3) Pour l'instant, les solutions proposées (une réduction "autoritaire" du temps de travail vs une taxation "punitive") s'apparentent à un choix entre la corde et le poison pour mes amis libéraux. Pour aller dans leur sens, on pourrait dire (certes en oubliant les analyse de Layard sur les externalités négatives de la surconsommation) que l'objectif principal devrait être que chacun puisse librement choisir son temps de travail. C'est ce que le gouvernement Raffarin feint de faire : mais il est évident que le rapport de force est très défavorable aux salariés en France, en raison du niveau du chômage et de la faiblesse des syndicats dans le secteur privé. Ce qui fait que les employeurs ont généralement une très forte latitude dans la fixation du temps de travail.

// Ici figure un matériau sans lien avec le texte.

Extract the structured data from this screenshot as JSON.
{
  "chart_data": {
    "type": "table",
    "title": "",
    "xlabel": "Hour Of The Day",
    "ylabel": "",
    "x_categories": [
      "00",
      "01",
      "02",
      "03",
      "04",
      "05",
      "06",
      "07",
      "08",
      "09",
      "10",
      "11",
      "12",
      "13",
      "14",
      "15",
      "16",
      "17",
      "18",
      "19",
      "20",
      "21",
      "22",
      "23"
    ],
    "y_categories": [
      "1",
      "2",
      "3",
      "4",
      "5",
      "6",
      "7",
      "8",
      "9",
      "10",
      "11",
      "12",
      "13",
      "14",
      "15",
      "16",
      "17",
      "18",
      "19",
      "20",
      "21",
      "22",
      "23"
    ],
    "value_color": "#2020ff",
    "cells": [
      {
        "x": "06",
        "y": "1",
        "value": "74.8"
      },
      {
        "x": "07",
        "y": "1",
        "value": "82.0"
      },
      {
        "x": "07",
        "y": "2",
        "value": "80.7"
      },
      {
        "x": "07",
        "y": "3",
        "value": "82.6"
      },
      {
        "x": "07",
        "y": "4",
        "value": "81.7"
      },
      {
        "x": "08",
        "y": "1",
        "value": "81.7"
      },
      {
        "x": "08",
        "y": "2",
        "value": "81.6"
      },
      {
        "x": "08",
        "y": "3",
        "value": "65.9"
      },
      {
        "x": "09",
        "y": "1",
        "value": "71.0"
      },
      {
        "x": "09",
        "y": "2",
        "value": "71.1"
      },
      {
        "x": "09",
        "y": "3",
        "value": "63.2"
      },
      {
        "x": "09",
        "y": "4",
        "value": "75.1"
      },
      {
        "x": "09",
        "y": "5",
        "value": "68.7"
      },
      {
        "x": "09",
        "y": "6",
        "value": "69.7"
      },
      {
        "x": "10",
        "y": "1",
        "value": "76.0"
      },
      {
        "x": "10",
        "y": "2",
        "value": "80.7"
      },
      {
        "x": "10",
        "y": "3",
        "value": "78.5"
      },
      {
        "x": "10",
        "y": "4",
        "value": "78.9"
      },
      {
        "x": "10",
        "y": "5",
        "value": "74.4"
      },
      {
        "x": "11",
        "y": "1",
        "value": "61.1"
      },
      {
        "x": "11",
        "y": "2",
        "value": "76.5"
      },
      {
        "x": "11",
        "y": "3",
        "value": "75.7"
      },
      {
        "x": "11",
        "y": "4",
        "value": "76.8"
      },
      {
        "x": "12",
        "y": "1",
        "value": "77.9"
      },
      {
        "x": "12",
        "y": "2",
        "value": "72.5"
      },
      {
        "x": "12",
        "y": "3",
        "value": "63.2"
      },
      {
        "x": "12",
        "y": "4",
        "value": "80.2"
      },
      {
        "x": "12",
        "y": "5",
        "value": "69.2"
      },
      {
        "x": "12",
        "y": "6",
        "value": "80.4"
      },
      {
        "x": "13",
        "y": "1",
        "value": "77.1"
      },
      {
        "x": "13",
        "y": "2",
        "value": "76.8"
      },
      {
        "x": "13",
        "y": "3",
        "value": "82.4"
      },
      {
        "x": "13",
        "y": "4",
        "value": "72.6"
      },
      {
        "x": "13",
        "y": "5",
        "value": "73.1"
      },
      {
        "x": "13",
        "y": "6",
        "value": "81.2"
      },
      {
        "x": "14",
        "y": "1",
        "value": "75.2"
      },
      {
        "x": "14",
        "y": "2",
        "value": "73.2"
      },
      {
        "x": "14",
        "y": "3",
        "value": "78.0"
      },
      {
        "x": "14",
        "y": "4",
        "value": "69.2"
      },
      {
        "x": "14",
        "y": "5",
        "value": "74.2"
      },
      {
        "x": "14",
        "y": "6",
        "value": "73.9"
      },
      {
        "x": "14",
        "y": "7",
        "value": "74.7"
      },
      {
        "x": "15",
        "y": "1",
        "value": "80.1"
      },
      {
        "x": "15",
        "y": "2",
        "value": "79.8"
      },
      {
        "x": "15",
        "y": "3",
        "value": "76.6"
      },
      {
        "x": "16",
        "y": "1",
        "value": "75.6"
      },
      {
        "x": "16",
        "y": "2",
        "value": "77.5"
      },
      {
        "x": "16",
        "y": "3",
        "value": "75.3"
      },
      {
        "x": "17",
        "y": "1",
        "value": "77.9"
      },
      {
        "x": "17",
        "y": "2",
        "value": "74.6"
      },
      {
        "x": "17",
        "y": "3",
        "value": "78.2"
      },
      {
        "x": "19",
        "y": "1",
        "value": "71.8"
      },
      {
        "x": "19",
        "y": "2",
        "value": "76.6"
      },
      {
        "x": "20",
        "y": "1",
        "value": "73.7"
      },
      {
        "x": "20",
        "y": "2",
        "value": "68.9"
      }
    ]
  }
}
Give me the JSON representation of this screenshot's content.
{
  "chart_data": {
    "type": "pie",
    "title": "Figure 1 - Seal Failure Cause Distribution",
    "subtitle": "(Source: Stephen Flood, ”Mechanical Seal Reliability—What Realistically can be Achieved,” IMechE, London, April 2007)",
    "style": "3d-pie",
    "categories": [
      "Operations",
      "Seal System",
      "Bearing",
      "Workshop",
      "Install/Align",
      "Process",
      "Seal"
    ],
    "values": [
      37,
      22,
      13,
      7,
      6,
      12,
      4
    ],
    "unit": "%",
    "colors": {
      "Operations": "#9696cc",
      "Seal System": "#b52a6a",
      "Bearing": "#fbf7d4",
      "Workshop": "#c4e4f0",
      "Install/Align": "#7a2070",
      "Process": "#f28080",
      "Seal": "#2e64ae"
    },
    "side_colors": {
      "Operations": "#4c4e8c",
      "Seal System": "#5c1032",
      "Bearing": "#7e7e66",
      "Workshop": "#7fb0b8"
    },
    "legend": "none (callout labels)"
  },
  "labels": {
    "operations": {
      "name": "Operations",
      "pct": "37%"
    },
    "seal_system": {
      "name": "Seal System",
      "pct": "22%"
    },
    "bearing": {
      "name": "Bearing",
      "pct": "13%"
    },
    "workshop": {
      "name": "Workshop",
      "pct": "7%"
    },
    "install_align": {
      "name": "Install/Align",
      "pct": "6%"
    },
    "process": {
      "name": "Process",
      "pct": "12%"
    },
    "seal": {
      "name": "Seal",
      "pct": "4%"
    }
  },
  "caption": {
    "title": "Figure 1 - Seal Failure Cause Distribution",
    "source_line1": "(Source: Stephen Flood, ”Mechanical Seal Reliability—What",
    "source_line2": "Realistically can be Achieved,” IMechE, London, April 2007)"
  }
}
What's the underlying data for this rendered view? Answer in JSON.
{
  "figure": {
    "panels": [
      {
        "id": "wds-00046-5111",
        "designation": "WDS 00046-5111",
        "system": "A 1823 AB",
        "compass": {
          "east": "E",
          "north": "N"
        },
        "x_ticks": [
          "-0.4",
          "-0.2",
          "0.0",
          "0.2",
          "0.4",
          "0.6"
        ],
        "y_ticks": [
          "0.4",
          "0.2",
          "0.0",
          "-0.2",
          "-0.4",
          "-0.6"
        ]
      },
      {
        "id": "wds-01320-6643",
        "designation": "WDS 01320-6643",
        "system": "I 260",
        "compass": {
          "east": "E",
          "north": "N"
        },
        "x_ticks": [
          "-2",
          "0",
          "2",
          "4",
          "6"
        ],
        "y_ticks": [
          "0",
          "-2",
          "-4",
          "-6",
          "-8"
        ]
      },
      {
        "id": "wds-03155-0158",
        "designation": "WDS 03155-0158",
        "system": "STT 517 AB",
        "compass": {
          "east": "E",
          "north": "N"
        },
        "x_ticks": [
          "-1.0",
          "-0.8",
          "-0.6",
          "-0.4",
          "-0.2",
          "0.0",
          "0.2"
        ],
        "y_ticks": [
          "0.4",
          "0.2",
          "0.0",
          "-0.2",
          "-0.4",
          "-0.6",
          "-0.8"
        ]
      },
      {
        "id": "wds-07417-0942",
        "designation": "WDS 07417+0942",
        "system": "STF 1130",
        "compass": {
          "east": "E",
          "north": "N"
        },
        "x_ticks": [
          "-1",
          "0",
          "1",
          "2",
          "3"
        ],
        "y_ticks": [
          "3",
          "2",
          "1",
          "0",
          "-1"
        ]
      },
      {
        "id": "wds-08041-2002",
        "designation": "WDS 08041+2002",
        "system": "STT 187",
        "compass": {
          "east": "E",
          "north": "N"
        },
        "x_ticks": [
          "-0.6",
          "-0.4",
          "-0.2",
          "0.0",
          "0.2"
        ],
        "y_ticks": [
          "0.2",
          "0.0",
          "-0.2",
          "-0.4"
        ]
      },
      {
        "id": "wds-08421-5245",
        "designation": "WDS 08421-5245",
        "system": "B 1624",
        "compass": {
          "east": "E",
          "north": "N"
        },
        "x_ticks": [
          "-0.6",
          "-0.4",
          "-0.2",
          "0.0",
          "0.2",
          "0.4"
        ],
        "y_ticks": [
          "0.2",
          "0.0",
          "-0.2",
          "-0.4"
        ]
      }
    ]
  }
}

Le but d'une politique soucieuse des préférences des individus devrait donc être de redonner du pouvoir de négociation aux salariés, afin qu'ils puissent choisir de travailler sans mettre en danger leur emploi ou leur carrière, ou, à défaut qu'ils puissent facilement trouver un emploi équivalent qui leur permette de travailler moins. Dans cette optique, la réduction du chômage et la fluidification du marché du travail sont essentielles. Mais apparemment pas suffisantes, si l'on se réfère à l'exemple des Etats-Unis ou du Royaume-Uni. Encore une fois, le modèle vient des pays scandinaves, qui parviennent à concilier chômage faible et temps de travail réduit, en partie grâce au rôle positif joué par les organisations syndicales. La question, ici comme ailleurs, étant de savoir si le modèle scandinave est tranposable dans un pays latin.

J'aimerais pouvoir conclure en affirmant que ma préférence va à telle ou telle solution. En fait, beaucoup dépend de la façon dont les politiques sont mises en oeuvre, et il est clair que les différentes approches peuvent être menées de front. Une chose est certaine, néanmoins : beaucoup est à faire au préalable pour changer les termes du débat économique et politique. Le PIB est un indicateur indispensable en économie, mais ce n'est qu'une mesure indirecte du bien-être national. Il est nécessaire de faire comprendre que la politique doit viser l'objectif lui-même, et pas uniquement la croissance d'un indicateur imparfait.

NB : je me dois de remercier ici Tom Walker, alias le Sandwichman du blog Maxspeak, avec qui j'ai correspondu récemment à propos de la réduction du temps de travail. Ceux qui veulent en savoir plus sur le sujet sont chaudement invités à visiter son blog militant, et à lire un très utile article (pdf) réfutant la "lump of labor fallacy", argument simpliste évoqué par les économistes néoclassiques pour dénigrer toute politique de RTT.